IWU plans to use a $300,000 grant to expand humanities research and study. (photo by Erik Abderhalden/flickr)
By Zach Dietmeier
BLOOMINGTON - Illinois Wesleyan University is getting a big boost in the area of humanities.
The university was awarded a $300,000 grant from the Andrew W. Mellon Foundation to strengthen connections in the community for sciences, ethics, politics, and the environment.
"Anyone today that looks at the really significant problems we face as a community or nation or world knows that there is no one academic discipline that can answer these types of questions," University Provost and Dean of Faculty Jonathan Green said. "They're too complicated for a single target."
Wesleyan is looking at bringing national speakers and scholars in the humanities to campus. He says the main initiative is to cross boundaries in curriculum, discipline, campus to community interaction and faculty to student communication. The academic expansion is focused on building communication and ideas.
"Whether it's aspects of economics, science, political science working together to address issues and cultural understandings that are rapidly changing around the world, we need to be able to integrate lots of different ways of thinking and lots of different skill sets," Green said.
The humanities initiative will look to recruit visiting scholars and localized speakers to help expand the university's outreach.

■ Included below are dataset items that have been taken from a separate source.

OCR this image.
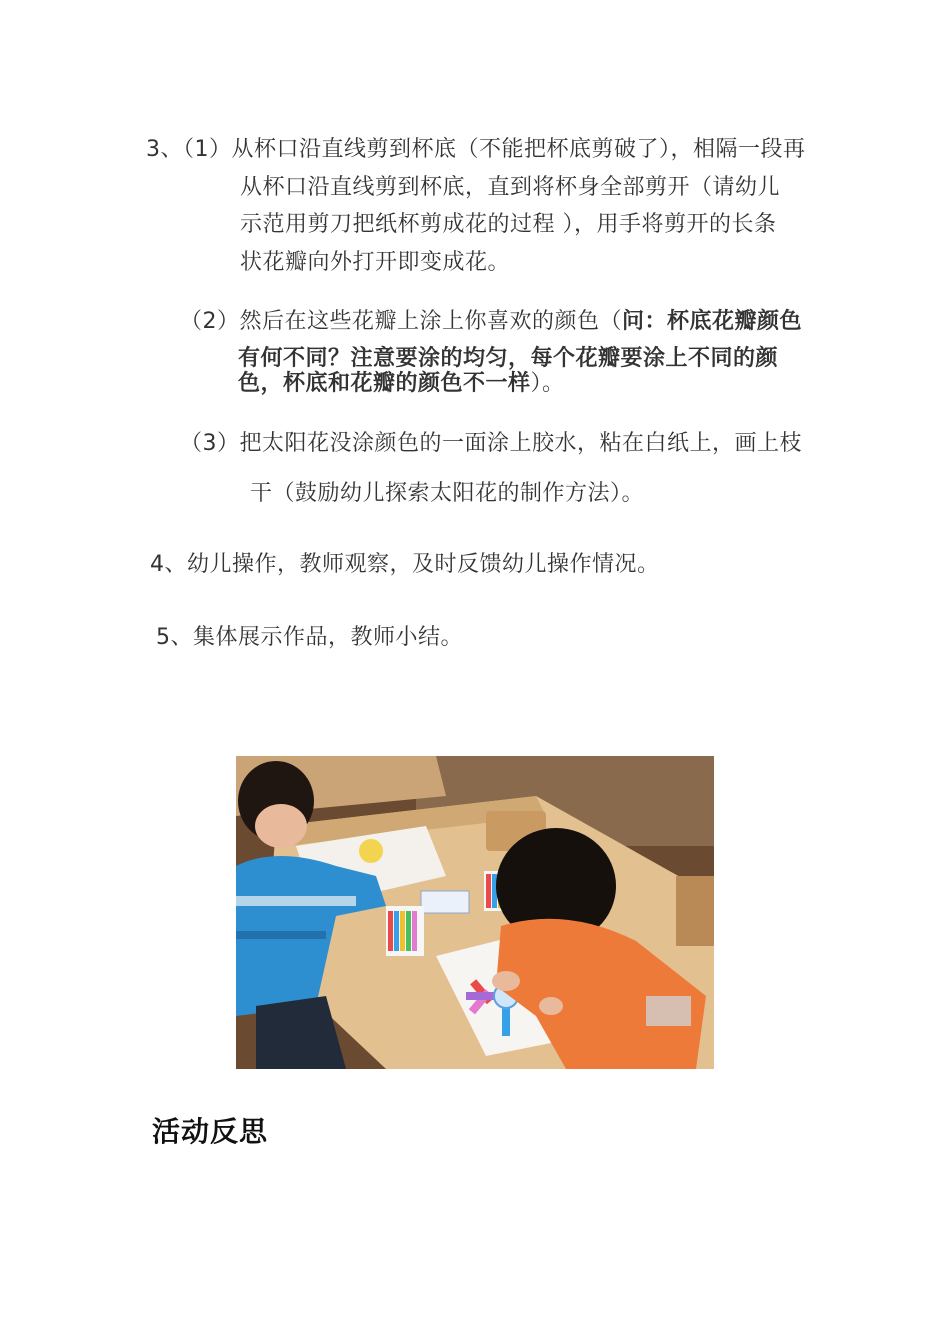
3、（1）从杯口沿直线剪到杯底（不能把杯底剪破了），相隔一段再
从杯口沿直线剪到杯底，直到将杯身全部剪开（请幼儿
示范用剪刀把纸杯剪成花的过程 ），用手将剪开的长条
状花瓣向外打开即变成花。
（2）然后在这些花瓣上涂上你喜欢的颜色（问：杯底花瓣颜色
有何不同？注意要涂的均匀，每个花瓣要涂上不同的颜
色，杯底和花瓣的颜色不一样）。
（3）把太阳花没涂颜色的一面涂上胶水，粘在白纸上，画上枝
干（鼓励幼儿探索太阳花的制作方法）。
4、幼儿操作，教师观察，及时反馈幼儿操作情况。
5、集体展示作品，教师小结。
活动反思
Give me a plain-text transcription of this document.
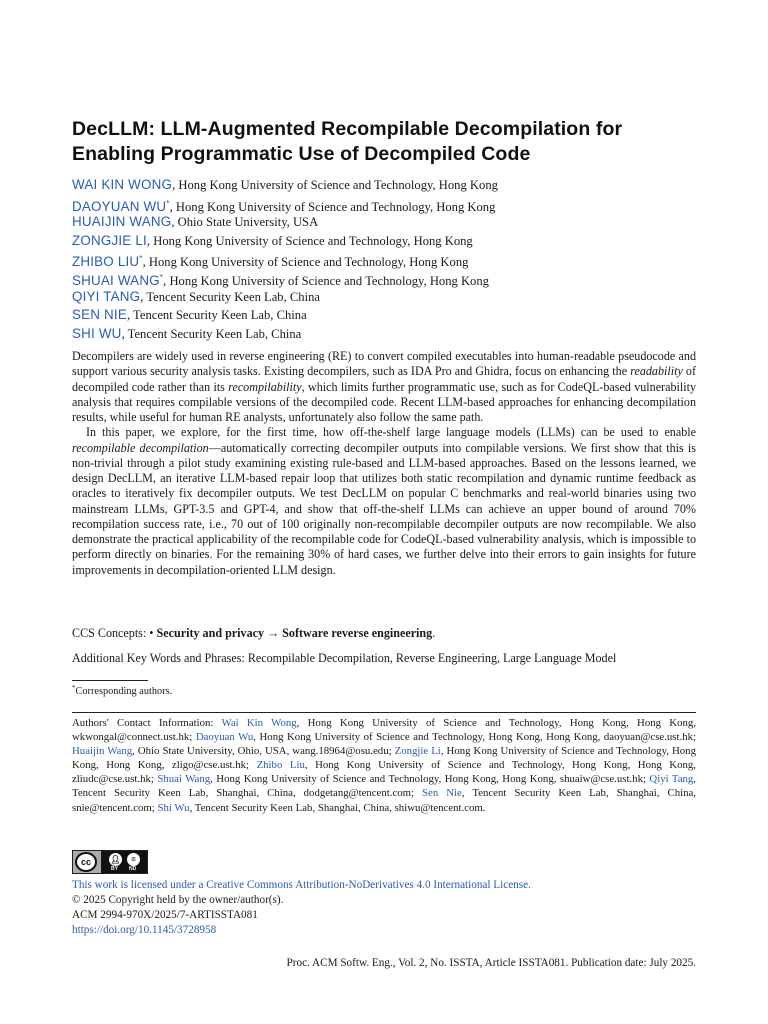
DecLLM: LLM-Augmented Recompilable Decompilation for Enabling Programmatic Use of Decompiled Code
WAI KIN WONG, Hong Kong University of Science and Technology, Hong Kong
DAOYUAN WU*, Hong Kong University of Science and Technology, Hong Kong
HUAIJIN WANG, Ohio State University, USA
ZONGJIE LI, Hong Kong University of Science and Technology, Hong Kong
ZHIBO LIU*, Hong Kong University of Science and Technology, Hong Kong
SHUAI WANG*, Hong Kong University of Science and Technology, Hong Kong
QIYI TANG, Tencent Security Keen Lab, China
SEN NIE, Tencent Security Keen Lab, China
SHI WU, Tencent Security Keen Lab, China

Decompilers are widely used in reverse engineering (RE) to convert compiled executables into human-readable pseudocode and support various security analysis tasks. Existing decompilers, such as IDA Pro and Ghidra, focus on enhancing the readability of decompiled code rather than its recompilability, which limits further programmatic use, such as for CodeQL-based vulnerability analysis that requires compilable versions of the decompiled code. Recent LLM-based approaches for enhancing decompilation results, while useful for human RE analysts, unfortunately also follow the same path.

In this paper, we explore, for the first time, how off-the-shelf large language models (LLMs) can be used to enable recompilable decompilation—automatically correcting decompiler outputs into compilable versions. We first show that this is non-trivial through a pilot study examining existing rule-based and LLM-based approaches. Based on the lessons learned, we design DecLLM, an iterative LLM-based repair loop that utilizes both static recompilation and dynamic runtime feedback as oracles to iteratively fix decompiler outputs. We test DecLLM on popular C benchmarks and real-world binaries using two mainstream LLMs, GPT-3.5 and GPT-4, and show that off-the-shelf LLMs can achieve an upper bound of around 70% recompilation success rate, i.e., 70 out of 100 originally non-recompilable decompiler outputs are now recompilable. We also demonstrate the practical applicability of the recompilable code for CodeQL-based vulnerability analysis, which is impossible to perform directly on binaries. For the remaining 30% of hard cases, we further delve into their errors to gain insights for future improvements in decompilation-oriented LLM design.

CCS Concepts: • Security and privacy → Software reverse engineering.
Additional Key Words and Phrases: Recompilable Decompilation, Reverse Engineering, Large Language Model
*Corresponding authors.
Authors' Contact Information: Wai Kin Wong, Hong Kong University of Science and Technology, Hong Kong, Hong Kong, wkwongal@connect.ust.hk; Daoyuan Wu, Hong Kong University of Science and Technology, Hong Kong, Hong Kong, daoyuan@cse.ust.hk; Huaijin Wang, Ohio State University, Ohio, USA, wang.18964@osu.edu; Zongjie Li, Hong Kong University of Science and Technology, Hong Kong, Hong Kong, zligo@cse.ust.hk; Zhibo Liu, Hong Kong University of Science and Technology, Hong Kong, Hong Kong, zliudc@cse.ust.hk; Shuai Wang, Hong Kong University of Science and Technology, Hong Kong, Hong Kong, shuaiw@cse.ust.hk; Qiyi Tang, Tencent Security Keen Lab, Shanghai, China, dodgetang@tencent.com; Sen Nie, Tencent Security Keen Lab, Shanghai, China, snie@tencent.com; Shi Wu, Tencent Security Keen Lab, Shanghai, China, shiwu@tencent.com.
cc	👤︎	=
BY ND
This work is licensed under a Creative Commons Attribution-NoDerivatives 4.0 International License.
© 2025 Copyright held by the owner/author(s).
ACM 2994-970X/2025/7-ARTISSTA081
https://doi.org/10.1145/3728958
Proc. ACM Softw. Eng., Vol. 2, No. ISSTA, Article ISSTA081. Publication date: July 2025.
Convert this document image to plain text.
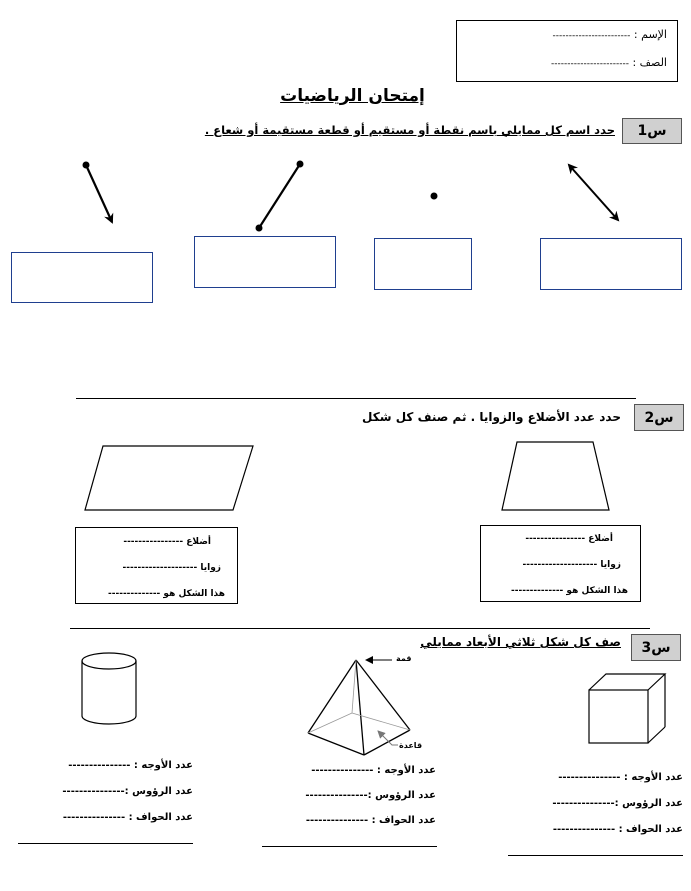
الإسم : ------------------------
الصف : ------------------------
إمتحان الرياضيات
س1
حدد اسم كل ممايلي باسم نقطة أو مستقيم أو قطعة مستقيمة أو شعاع .
س2
حدد عدد الأضلاع والزوايا . ثم صنف كل شكل
أضلاع ----------------
زوايا --------------------
هذا الشكل هو --------------
أضلاع ----------------
زوايا --------------------
هذا الشكل هو --------------
س3
صف كل شكل ثلاثي الأبعاد ممايلي
قمة
قاعدة
عدد الأوجه : ---------------
عدد الرؤوس :---------------
عدد الحواف : ---------------
عدد الأوجه : ---------------
عدد الرؤوس :---------------
عدد الحواف : ---------------
عدد الأوجه : ---------------
عدد الرؤوس :---------------
عدد الحواف : ---------------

Green said the university has no specific speakers in mind yet.
"We are aiming at bringing in people that are going to be public intellectuals who are very actively thinking across platforms already engaged in thinking about new approaches."
According to Green, liberal arts colleges are the focal point for discussion on interdisciplinary crossover.
"We found ourselves in an ever more important place in terms of being able to prepare young leaders to move into the community and reach across disciplines in a meaningful way," Green said.
Green said the areas of focus - anywhere from philosophy to languages to history - all come from humanities study. He didn't put a timeframe on when the grant money or programs would be available.